No local, ainda de acordo com ela, também é servido almoço — são 120 refeições. No mesmo ambiente, a equipe faz o atendimento das pessoas, para saber quais são as demandas — por exemplo, retirada de documentos, cartão do SUS, falar com a família ou atendimento de saúde. Ela ressaltou que o Centro atende pessoas que vêm de todas as partes da cidade, um público bastante rotativo, pois, muitas vezes, as pessoas em situação de rua vão para outros municípios ou mesmo outros estados. “A maioria é usuária de álcool e de outras drogas. Outros, ficam nessa situação por causa de conflitos familiares e de problemas com relacionamentos afetivos. E tem ainda a pobreza, a falta de emprego”, contou Maria.

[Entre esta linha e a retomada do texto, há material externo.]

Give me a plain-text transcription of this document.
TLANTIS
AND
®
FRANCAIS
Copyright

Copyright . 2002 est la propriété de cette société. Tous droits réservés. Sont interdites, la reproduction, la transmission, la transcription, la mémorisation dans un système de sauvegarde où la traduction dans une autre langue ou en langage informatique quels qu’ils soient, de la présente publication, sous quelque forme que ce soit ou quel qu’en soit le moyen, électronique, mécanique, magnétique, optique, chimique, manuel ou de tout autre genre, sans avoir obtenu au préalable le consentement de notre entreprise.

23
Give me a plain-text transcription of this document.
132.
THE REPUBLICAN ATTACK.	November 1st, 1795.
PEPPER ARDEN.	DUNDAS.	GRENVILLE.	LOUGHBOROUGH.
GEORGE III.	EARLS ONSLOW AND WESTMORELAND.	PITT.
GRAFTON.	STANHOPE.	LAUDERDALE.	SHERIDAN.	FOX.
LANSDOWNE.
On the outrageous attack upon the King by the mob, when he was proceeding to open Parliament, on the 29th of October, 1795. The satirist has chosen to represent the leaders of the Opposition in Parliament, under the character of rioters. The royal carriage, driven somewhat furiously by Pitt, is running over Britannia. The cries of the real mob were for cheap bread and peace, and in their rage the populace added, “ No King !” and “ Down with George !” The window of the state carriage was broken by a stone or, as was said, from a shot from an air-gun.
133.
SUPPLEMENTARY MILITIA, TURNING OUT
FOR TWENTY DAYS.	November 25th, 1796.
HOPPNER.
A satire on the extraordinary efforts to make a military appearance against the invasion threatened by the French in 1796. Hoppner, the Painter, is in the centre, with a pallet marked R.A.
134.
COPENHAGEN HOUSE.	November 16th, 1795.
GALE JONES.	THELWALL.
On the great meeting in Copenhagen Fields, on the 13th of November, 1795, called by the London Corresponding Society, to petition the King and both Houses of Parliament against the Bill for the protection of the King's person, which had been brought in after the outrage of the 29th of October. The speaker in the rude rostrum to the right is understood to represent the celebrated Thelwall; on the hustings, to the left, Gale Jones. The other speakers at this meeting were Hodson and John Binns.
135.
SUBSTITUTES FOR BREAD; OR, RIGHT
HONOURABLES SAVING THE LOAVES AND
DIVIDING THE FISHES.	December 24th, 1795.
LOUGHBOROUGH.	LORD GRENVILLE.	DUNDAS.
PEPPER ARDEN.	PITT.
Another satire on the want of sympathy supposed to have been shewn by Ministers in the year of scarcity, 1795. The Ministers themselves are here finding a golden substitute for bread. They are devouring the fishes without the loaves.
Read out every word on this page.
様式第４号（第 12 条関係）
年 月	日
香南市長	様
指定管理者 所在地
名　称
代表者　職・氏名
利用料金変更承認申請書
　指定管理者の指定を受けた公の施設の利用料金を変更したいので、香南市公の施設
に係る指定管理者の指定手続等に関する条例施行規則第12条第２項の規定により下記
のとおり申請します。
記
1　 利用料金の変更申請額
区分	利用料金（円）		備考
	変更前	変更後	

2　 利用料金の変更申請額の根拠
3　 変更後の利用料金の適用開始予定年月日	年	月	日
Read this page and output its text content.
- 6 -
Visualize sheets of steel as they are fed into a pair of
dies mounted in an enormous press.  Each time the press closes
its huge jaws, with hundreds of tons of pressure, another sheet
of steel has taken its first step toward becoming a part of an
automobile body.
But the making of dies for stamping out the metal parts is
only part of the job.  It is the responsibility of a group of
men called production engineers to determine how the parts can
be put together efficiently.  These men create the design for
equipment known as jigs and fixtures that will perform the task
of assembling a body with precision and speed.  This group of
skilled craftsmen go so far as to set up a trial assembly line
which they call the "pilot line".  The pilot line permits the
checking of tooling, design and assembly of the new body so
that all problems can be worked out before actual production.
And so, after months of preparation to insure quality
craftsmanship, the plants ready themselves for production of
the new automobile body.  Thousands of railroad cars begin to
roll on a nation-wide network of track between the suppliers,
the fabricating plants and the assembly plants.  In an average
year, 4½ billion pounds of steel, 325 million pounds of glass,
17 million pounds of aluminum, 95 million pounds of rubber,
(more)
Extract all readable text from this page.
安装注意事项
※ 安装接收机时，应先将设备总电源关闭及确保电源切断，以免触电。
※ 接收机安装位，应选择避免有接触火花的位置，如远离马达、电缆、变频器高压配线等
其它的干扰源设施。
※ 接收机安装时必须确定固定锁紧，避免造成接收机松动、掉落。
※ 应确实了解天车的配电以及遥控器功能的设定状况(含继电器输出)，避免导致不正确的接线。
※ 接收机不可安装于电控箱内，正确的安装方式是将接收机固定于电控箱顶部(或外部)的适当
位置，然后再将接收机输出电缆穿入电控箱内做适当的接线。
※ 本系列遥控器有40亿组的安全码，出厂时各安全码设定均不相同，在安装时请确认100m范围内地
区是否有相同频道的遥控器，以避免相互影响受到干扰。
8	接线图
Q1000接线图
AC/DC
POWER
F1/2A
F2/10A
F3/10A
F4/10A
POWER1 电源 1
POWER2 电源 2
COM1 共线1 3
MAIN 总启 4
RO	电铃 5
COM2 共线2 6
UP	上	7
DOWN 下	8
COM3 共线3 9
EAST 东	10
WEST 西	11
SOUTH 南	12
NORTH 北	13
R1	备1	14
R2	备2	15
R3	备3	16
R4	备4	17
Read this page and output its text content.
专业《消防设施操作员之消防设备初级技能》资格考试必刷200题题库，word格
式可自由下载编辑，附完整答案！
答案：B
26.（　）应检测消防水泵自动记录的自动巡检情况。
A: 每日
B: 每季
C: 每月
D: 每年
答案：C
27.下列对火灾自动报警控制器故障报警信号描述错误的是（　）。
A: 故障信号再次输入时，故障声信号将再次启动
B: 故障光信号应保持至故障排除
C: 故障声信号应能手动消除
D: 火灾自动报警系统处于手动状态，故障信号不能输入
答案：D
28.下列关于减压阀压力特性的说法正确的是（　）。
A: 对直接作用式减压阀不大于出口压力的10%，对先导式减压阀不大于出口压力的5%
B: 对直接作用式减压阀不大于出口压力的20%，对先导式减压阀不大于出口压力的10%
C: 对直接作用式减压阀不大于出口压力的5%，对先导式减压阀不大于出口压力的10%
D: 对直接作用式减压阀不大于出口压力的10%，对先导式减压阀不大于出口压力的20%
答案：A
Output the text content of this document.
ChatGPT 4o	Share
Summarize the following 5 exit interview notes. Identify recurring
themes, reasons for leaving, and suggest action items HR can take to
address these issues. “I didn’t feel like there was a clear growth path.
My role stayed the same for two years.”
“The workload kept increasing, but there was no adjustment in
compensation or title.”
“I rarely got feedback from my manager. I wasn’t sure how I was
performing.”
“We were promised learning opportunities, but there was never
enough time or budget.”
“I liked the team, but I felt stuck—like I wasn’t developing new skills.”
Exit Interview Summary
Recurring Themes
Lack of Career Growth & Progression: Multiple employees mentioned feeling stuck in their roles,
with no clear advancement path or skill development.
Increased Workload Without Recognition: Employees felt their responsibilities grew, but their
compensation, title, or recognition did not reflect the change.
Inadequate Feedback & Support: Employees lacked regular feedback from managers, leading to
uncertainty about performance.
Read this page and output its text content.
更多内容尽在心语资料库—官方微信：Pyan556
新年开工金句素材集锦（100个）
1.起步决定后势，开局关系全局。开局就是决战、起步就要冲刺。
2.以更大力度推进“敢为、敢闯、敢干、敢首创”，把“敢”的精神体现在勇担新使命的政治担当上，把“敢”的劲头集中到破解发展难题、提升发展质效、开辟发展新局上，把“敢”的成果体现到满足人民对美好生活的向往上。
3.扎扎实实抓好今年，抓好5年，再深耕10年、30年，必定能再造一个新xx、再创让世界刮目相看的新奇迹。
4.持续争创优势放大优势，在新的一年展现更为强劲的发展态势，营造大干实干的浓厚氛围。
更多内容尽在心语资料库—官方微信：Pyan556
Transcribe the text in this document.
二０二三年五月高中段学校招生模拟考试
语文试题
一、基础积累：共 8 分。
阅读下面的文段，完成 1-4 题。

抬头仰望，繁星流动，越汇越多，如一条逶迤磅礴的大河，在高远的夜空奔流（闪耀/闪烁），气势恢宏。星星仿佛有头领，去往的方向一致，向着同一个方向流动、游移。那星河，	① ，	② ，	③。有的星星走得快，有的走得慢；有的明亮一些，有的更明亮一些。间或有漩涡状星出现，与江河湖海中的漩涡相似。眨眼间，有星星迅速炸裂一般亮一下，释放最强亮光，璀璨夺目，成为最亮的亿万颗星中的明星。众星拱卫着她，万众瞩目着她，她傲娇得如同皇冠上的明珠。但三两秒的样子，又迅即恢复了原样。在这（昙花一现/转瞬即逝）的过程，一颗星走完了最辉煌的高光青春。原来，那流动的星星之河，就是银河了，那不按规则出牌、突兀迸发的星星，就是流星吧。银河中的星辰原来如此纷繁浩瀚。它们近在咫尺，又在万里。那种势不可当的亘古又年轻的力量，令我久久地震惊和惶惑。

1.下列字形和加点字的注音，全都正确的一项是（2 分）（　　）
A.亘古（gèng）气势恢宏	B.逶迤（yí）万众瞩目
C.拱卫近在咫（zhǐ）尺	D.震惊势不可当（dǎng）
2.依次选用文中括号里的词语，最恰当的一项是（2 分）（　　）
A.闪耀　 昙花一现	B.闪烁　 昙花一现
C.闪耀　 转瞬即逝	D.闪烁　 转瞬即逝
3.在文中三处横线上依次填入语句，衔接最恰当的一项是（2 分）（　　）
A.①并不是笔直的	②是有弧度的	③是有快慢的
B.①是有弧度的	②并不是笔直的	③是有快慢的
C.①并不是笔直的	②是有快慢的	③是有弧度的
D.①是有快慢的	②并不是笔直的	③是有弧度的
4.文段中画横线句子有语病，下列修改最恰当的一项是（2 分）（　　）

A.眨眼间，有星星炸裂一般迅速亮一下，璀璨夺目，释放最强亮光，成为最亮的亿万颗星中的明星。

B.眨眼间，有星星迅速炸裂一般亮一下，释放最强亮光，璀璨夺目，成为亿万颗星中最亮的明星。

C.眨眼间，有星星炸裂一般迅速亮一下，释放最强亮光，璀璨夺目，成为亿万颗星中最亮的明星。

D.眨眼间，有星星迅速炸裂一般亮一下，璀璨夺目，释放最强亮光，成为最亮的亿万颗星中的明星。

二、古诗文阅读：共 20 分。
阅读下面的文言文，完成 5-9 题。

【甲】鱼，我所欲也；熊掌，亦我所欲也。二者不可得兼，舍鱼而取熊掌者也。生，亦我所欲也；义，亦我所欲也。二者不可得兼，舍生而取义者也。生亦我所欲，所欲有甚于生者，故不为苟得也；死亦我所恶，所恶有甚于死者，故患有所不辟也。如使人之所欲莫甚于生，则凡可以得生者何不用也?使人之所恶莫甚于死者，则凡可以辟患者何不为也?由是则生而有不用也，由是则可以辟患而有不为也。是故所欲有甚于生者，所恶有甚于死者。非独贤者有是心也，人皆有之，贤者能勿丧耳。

A coordenadora contou que o espaço também está com uma parceria com o Tribunal Regional do Trabalho (TRT), por meio da qual cerca de 20 pessoas estão fazendo cursos de preparação para o mercado de trabalho. “Depois disso, elas podem ser encaminhadas para um emprego”, comemorou. Outras ações, como exibições de filmes e uma turma de Educação de Jovens e Adultos (EJA), também vêm sendo desenvolvidas no Centro Pop.

Marquises são pontos muito procurados por quem vive na rua

População LGBT também tem acolhida

Parte da população em situação de rua é formada por pessoas do universo LGBT, sobretudo, pessoas trans, que não encontraram apoio da família. Por meio de ações do Governo da Paraíba, João Pessoa também sedia a Casa de Acolhida LGBTQIAPNb+ da Paraíba Cristiana Soares de Farias (Cris Nagô), que é o primeiro equipamento de acolhimento do Brasil para essa população, totalmente financiado com recursos públicos, o que representa um investimento de R$ 300 mil. O espaço atende a um público na faixa etária dos 18 aos 59 anos, que vive em situação de rua,  abandono familiar ou em situação de violência intrafamiliar e doméstica, sem risco iminente de morte.

A Casa Cris Nagô integra as ações da Secretaria de Estado da Mulher e da Diversidade Humana (Semdh-PB). Desde a sua criação, em 2022, já realizou o acolhimento de 71 pessoas, por meio de um serviço que conta com uma equipe técnica formada por profissionais de diversas áreas: serviço social, psicologia, pedagogia, jurídico, enfermagem e educação social. Essa equipe realiza o acolhimento depois da triagem feita pelos Espaços LGBTQIAPNb+ Pedro Alves de Souza (João Pessoa) e Luciano Bezerra (Campina Grande).

Atualmente, o espaço está atendendo 20 pessoas. “Nesse processo, é aberto o prontuário e realizado o Plano Individual de Atendimento, no qual é possível identificar as primeiras demandas dessas pessoas e começar a traçar um plano de vida”, explica Laura Brasil, gerente-executiva de direitos sexuais e LGBTQIAPNb+ da Semdh-PB.

Arquidiocese

A Igreja Católica, por meio de serviços pastorais, também realiza ações voltadas à população em situação de rua. De acordo com Zil Bezerra, coordenador da Pastoral da Solidariedade — ligada à Arquidiocese da Paraíba —, o grupo distribui comida para um grupo de 300 a 400 pessoas, duas vezes na semana. “Somos uma equipe do Encontro de Casais com Cristo. Eu faço as compras e levo até a cozinha, onde preparamos a comida. Geralmente, a gente serve no Aratu, em Jacarapé e na Morada Nova”, disse.

Além do grupo que ele integra, há outros, também ligados à Arquidiocese, aos quais ele ajuda na articulação dos dias, horários e locais de atuação. Conforme Zil, todos os dias, um grupo ligado a alguma paróquia de João Pessoa serve refeições às pessoas nas ruas, em algum local do município, seja nas áreas centrais, seja em comunidades periféricas, onde a população se encontra em situação de vulnerabilidade.

“A gente distribui quentinha, sopa, suco de fruta, pão, cachorro-quente, pão com carne moída...”, elencou. Ele disse ainda que a distribuição de refeições se mantém com as contribuições dos próprios integrantes da Pastoral, além da colaboração de fiéis da igreja e também de comerciantes, que doam alimentos.

*Matéria publicada originalmente na edição impressa do dia 25 de agosto de 2024.